Perché se sei un colosso del cloud e continui a vendere storage, machine learning, edge computing e visione artificiale a governi accusati di crimini di guerra, allora non sei un “partner tecnologico neutrale”. Sei parte integrante della filiera bellica.

E qui la domanda si fa tossica: qual è il limite etico di un’azienda da mille miliardi di dollari quando i suoi servizi sono software-defined, remotizzati e astratti in layer virtuali? La risposta implicita è: non c’è. O meglio: il limite è dettato dalla soglia di rumore mediatico che riesci a gestire con comunicati preconfezionati.

Il dissenso di Joe Lopez è un promemoria scomodo: non basta dichiarare neutralità quando i tuoi server elaborano targeting per droni o profilazione di massa. Non basta un audit se non c’è trasparenza. Non basta dire “non lo sapevamo” quando sei letteralmente la piattaforma su cui gira tutto.

C’è qualcosa di profondamente simbolico nel fatto che la protesta sia avvenuta sul palco di Build. Costruire. Ma cosa stiamo costruendo, davvero?

Un mondo dove l’AI automatizza non solo il lavoro, ma anche la guerra?

Un’infrastruttura dove la sorveglianza è un servizio opzionale a pagamento?

Un’etica aziendale che si attiva solo quando tocca l’azionariato?

Il cinismo, in questo caso, è solo buon senso con un grado in più di lucidità. Nessuna grande tech company è davvero innocente. Ma c’è una differenza sostanziale tra la complicità passiva e la partecipazione attiva. Tra ospitare dati e fornire strumenti per usarli contro civili.

La domanda che Joe Lopez pone nella sua email — “è il mio lavoro a uccidere bambini?” — non è una provocazione ideologica. È una frattura ontologica.
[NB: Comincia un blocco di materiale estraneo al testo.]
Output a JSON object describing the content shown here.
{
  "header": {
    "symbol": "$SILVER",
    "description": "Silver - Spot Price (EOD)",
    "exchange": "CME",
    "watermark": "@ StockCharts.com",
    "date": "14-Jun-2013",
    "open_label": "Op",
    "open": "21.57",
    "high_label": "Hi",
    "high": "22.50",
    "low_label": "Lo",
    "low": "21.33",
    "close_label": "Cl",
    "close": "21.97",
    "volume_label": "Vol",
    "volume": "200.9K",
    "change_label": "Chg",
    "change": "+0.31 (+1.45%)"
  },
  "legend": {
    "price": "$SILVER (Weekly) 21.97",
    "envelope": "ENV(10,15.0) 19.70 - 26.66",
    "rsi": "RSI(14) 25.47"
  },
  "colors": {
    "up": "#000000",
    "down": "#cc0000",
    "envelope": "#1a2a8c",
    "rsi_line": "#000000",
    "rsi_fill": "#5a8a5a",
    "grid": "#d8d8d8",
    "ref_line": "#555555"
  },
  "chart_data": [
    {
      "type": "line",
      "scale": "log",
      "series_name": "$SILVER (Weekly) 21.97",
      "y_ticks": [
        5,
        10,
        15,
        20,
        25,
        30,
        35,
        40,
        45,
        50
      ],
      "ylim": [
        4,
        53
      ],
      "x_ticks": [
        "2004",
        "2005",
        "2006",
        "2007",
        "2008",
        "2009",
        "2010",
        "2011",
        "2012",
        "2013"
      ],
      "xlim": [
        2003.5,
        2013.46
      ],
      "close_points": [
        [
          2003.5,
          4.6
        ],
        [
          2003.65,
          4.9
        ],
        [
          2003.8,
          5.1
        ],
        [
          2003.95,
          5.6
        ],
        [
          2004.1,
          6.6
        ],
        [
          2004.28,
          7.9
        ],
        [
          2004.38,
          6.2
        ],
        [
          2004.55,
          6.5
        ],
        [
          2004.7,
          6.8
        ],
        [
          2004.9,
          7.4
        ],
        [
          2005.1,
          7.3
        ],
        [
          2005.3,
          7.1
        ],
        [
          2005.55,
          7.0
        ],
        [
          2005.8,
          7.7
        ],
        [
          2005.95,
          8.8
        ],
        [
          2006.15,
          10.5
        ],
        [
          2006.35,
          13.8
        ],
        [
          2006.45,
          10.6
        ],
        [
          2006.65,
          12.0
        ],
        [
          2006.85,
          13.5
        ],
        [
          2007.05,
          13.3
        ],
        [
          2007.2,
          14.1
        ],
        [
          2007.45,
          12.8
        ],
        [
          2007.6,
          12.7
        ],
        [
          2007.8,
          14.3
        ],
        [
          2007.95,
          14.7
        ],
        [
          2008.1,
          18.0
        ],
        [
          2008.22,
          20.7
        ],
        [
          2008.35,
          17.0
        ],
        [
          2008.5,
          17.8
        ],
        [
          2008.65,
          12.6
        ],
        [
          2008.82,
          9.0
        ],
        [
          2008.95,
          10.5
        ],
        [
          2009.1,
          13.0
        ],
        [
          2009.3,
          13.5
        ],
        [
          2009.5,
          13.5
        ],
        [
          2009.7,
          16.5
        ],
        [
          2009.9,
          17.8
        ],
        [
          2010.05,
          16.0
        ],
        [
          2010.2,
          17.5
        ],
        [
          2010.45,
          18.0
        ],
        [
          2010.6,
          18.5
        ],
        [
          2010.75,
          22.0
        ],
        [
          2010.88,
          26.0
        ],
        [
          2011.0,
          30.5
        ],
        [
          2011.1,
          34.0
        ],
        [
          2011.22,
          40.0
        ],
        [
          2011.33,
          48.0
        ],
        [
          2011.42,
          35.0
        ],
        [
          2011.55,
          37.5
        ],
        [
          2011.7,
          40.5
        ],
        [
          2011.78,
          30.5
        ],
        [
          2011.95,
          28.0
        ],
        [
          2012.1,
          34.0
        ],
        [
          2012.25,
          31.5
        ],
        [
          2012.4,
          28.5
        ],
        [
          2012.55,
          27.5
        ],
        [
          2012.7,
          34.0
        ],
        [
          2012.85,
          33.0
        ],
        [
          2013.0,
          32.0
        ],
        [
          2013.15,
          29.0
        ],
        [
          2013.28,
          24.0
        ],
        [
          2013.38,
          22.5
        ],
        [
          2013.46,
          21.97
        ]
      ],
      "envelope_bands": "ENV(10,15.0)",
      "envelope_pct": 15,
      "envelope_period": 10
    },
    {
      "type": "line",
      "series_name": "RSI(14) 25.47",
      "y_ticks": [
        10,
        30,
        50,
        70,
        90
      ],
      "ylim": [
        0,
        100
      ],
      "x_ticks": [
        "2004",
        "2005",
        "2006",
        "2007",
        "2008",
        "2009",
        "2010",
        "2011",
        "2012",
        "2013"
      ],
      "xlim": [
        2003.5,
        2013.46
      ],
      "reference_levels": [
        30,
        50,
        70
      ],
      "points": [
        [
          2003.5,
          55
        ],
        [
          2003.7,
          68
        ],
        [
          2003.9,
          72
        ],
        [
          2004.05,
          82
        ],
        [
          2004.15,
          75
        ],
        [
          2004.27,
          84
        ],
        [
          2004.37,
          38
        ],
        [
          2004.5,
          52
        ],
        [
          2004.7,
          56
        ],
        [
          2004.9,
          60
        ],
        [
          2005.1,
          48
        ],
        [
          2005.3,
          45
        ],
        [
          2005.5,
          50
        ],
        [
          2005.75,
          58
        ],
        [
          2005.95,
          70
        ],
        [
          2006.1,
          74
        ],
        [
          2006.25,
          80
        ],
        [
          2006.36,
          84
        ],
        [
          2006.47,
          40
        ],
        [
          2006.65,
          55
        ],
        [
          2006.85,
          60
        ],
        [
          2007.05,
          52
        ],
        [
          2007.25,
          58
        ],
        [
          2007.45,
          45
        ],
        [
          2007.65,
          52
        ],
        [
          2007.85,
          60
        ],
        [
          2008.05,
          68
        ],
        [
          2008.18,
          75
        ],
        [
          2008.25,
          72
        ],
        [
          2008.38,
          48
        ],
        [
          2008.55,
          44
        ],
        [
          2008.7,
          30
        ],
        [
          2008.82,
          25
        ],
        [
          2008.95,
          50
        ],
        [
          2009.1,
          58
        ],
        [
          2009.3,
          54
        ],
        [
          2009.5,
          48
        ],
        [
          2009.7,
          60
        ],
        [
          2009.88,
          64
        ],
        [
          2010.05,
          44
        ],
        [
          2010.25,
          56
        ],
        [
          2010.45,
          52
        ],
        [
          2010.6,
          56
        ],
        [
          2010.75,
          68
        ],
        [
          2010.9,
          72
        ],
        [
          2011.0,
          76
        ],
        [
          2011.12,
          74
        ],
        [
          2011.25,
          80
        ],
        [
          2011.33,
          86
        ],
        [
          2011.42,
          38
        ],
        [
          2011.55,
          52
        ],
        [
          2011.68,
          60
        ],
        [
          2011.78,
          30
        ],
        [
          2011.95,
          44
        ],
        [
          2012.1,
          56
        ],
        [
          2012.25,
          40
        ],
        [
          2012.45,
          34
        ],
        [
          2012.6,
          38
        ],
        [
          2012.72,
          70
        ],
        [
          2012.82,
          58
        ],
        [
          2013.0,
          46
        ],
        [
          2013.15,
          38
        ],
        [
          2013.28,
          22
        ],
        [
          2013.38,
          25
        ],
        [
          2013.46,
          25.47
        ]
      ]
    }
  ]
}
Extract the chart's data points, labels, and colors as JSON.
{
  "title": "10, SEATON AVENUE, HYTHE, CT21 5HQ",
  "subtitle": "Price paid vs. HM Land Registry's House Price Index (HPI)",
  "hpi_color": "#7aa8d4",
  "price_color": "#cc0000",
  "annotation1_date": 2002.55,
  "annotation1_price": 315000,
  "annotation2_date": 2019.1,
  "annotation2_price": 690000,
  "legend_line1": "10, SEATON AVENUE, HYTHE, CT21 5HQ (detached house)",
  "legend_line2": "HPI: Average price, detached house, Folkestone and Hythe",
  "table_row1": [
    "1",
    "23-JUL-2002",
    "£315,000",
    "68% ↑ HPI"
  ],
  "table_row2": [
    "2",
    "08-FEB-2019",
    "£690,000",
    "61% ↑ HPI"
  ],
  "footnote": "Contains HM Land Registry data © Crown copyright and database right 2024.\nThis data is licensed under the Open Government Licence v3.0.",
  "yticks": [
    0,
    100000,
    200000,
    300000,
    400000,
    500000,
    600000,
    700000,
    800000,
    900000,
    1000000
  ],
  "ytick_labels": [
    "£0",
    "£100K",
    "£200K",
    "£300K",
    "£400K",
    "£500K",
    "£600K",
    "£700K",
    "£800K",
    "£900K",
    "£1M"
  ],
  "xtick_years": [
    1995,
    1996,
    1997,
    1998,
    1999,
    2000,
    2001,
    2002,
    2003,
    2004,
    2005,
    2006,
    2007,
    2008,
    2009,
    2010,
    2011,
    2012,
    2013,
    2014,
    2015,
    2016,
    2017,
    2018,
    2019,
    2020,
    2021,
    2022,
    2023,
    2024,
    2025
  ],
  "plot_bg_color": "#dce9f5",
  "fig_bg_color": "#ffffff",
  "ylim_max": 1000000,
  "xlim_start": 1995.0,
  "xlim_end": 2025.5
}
Perché il tecnocrate etico, il developer idealista, l’ingegnere che voleva solo “fare cose che funzionano bene” si ritrova improvvisamente a fare i conti con l’effetto collaterale più devastante della rivoluzione digitale: l’indifferenza strutturale.

Una curiosità da bar, per chiudere il cerchio: nel 2007, Microsoft ritirò un progetto in Cina perché la censura governativa era considerata incompatibile con i “valori dell’azienda”. Oggi, nel 2025, quella stessa azienda fornisce AI conversazionale, reti neurali e infrastruttura cloud a uno dei teatri di guerra più documentati al mondo.

Ma tranquilli: tutto è conforme ai termini di servizio.